While future in-depth surveys of plants and animals at this prairie will add to species lists, initial visits have revealed that of the over 200 plant species documented, 48 of them are restricted to remnant ecosystems and include American blue hearts (Buchnera americana), rattlesnake master (Eryngium yuccifolium), green milkweed (Asclepias viridiflora), prairie parsley (Polytaenia nuttalii), and porcupine grass (Stipa spartea).
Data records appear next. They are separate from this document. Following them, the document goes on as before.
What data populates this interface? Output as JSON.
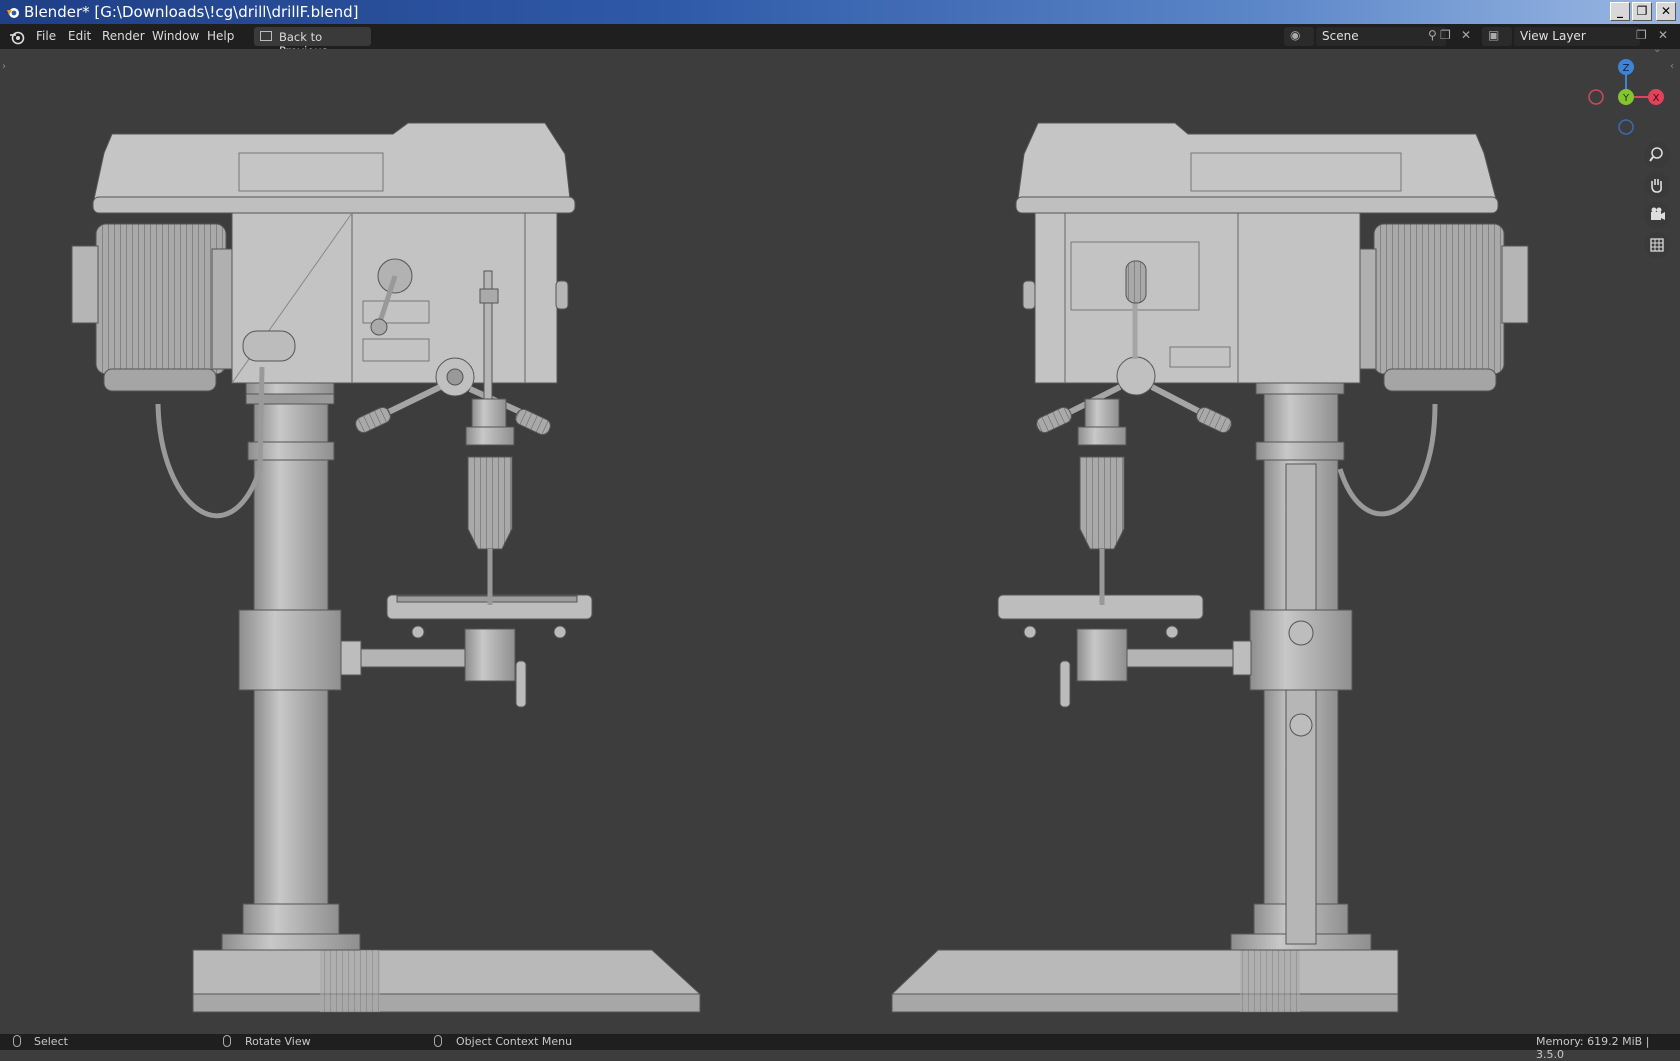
{
  "window": {
    "title": "Blender* [G:\\Downloads\\!cg\\drill\\drillF.blend]",
    "controls": {
      "minimize": "_",
      "restore": "❐",
      "close": "✕"
    }
  },
  "menubar": {
    "items": [
      "File",
      "Edit",
      "Render",
      "Window",
      "Help"
    ],
    "back_button": "Back to Previous",
    "scene": {
      "label": "Scene"
    },
    "view_layer": {
      "label": "View Layer"
    }
  },
  "gizmo": {
    "z": "Z",
    "y": "Y",
    "x": "X",
    "colors": {
      "x": "#e2425a",
      "y": "#83c42f",
      "z": "#3c84d8"
    }
  },
  "navigation_icons": [
    "zoom-icon",
    "hand-pan-icon",
    "camera-icon",
    "grid-icon"
  ],
  "statusbar": {
    "select": "Select",
    "rotate": "Rotate View",
    "context": "Object Context Menu",
    "memory": "Memory: 619.2 MiB | 3.5.0"
  }
}
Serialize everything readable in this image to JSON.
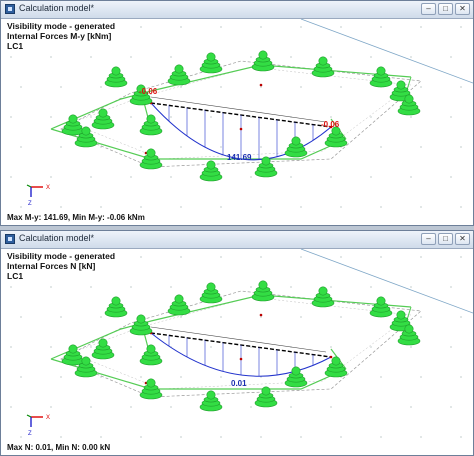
{
  "window1": {
    "title": "Calculation model*",
    "info": [
      "Visibility mode - generated",
      "Internal Forces M-y [kNm]",
      "LC1"
    ],
    "labels": {
      "left": "-0.06",
      "right": "-0.06",
      "mid": "141.69"
    },
    "status": "Max M-y: 141.69, Min M-y: -0.06 kNm"
  },
  "window2": {
    "title": "Calculation model*",
    "info": [
      "Visibility mode - generated",
      "Internal Forces N [kN]",
      "LC1"
    ],
    "labels": {
      "mid": "0.01"
    },
    "status": "Max N: 0.01, Min N: 0.00 kN"
  },
  "axes": {
    "x": "X",
    "z": "Z"
  },
  "colors": {
    "support": "#33dd44",
    "support_dark": "#1f9e2c",
    "diagram": "#2233cc",
    "member": "#55cc55",
    "value_red": "#e01010",
    "value_blue": "#1a2fb0"
  },
  "icons": {
    "minimize": "minimize-icon",
    "maximize": "maximize-icon",
    "close": "close-icon"
  }
}
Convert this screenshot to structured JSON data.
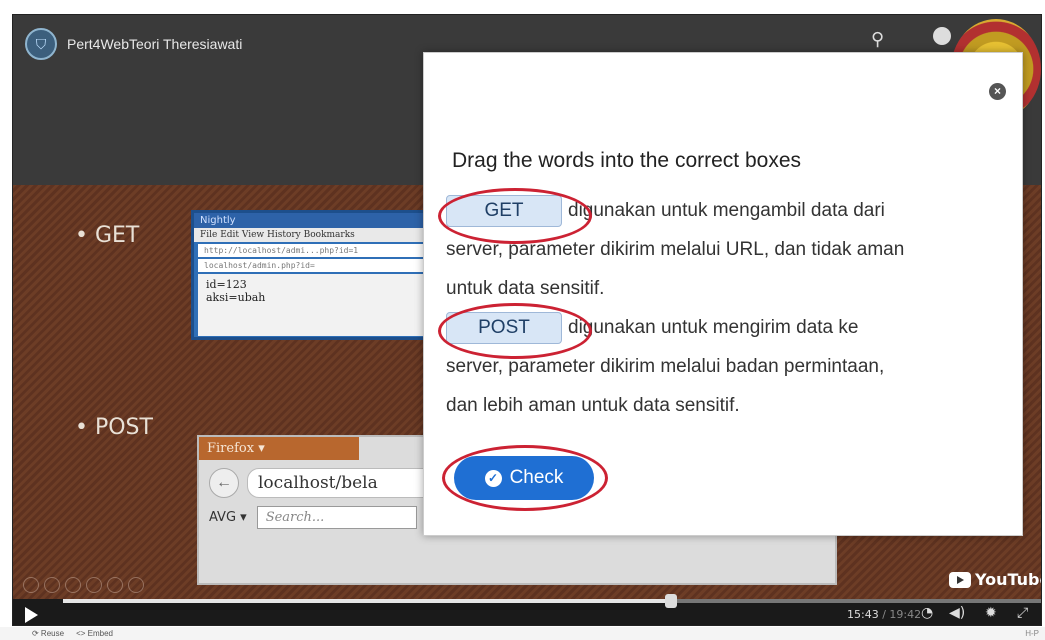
{
  "video": {
    "title": "Pert4WebTeori Theresiawati",
    "channel_icon": "shield-logo"
  },
  "slide": {
    "bullets": [
      "• GET",
      "• POST"
    ],
    "screenshot1": {
      "title": "Nightly",
      "menu": "File   Edit   View   History   Bookmarks",
      "url_line1": "http://localhost/admi...php?id=1",
      "url_line2": "localhost/admin.php?id=",
      "body_line1": "id=123",
      "body_line2": "aksi=ubah"
    },
    "screenshot2": {
      "tab": "Firefox ▾",
      "url": "localhost/bela",
      "avg": "AVG ▾",
      "search_placeholder": "Search..."
    }
  },
  "modal": {
    "title": "Drag the words into the correct boxes",
    "get_word": "GET",
    "get_text_1": "digunakan untuk mengambil data dari",
    "get_text_2": "server, parameter dikirim melalui URL, dan tidak aman",
    "get_text_3": "untuk data sensitif.",
    "post_word": "POST",
    "post_text_1": "digunakan untuk mengirim data ke",
    "post_text_2": "server, parameter dikirim melalui badan permintaan,",
    "post_text_3": "dan lebih aman untuk data sensitif.",
    "check_label": "Check",
    "annotation_color": "#cc2233"
  },
  "player": {
    "logo_text": "YouTube",
    "current_time": "15:43",
    "duration": "/ 19:42",
    "progress_fraction": 0.62
  },
  "footer": {
    "reuse": "⟳ Reuse",
    "embed": "<> Embed",
    "brand": "H-P"
  }
}
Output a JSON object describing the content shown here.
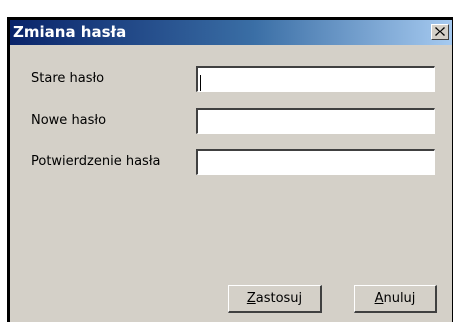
{
  "window": {
    "title": "Zmiana hasła",
    "close_glyph": "close-icon"
  },
  "fields": [
    {
      "label": "Stare hasło",
      "value": ""
    },
    {
      "label": "Nowe hasło",
      "value": ""
    },
    {
      "label": "Potwierdzenie hasła",
      "value": ""
    }
  ],
  "buttons": {
    "apply": {
      "accel": "Z",
      "rest": "astosuj"
    },
    "cancel": {
      "accel": "A",
      "rest": "nuluj"
    }
  }
}
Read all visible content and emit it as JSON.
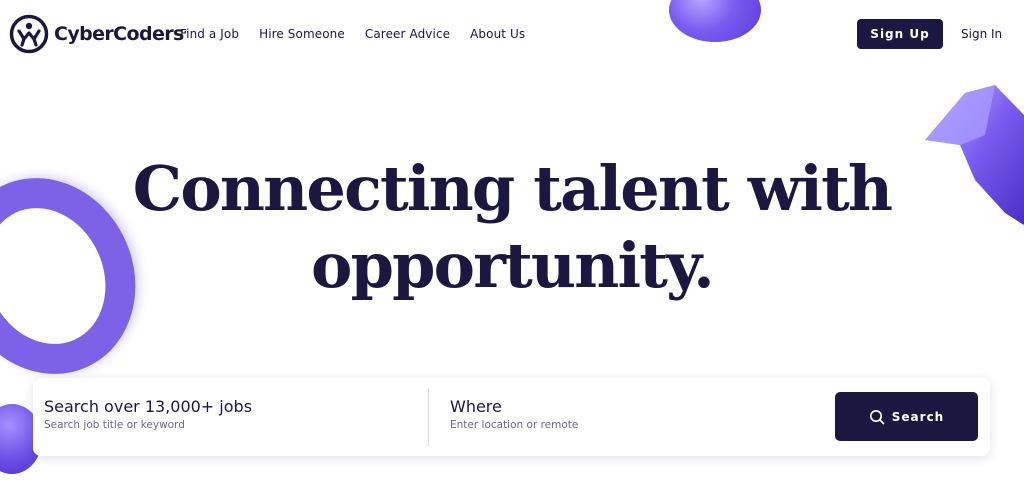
{
  "logo": {
    "text": "CyberCoders",
    "mark": "."
  },
  "nav": {
    "items": [
      {
        "label": "Find a Job"
      },
      {
        "label": "Hire Someone"
      },
      {
        "label": "Career Advice"
      },
      {
        "label": "About Us"
      }
    ]
  },
  "auth": {
    "signup": "Sign Up",
    "signin": "Sign In"
  },
  "hero": {
    "line1": "Connecting talent with",
    "line2": "opportunity."
  },
  "search": {
    "what_label": "Search over 13,000+ jobs",
    "what_placeholder": "Search job title or keyword",
    "where_label": "Where",
    "where_placeholder": "Enter location or remote",
    "button": "Search"
  },
  "colors": {
    "brand_navy": "#1b1740",
    "accent_purple": "#7b5cf0"
  },
  "icons": [
    "cybercoders-logo-icon",
    "search-icon"
  ]
}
The average coefficient of conservatism of the listed species is 5.2, a value indicating a high level of ecological integrity.
2022 Summary Report for Pollinator Surveys within Carver, Noah Brown’s and Schuette Prairies by Environmental Solutions & Innovations, Inc.
2021 Floristic Integrity Report: Carver (plot 1), Lordi Marker, and Schuette Prairies by the Institute of Botanical Training, LLC.
Directions
From Hwy. 13 south of Bolivar, turn east on E 490th Road for almost 2 miles and then south on S 160th Road for 0.75 miles. The prairie will then be on the east side of the road. By GPS: N37 31 28.7544, W93 20 26.31 (in decimal degrees: 37.524654, -93.34064).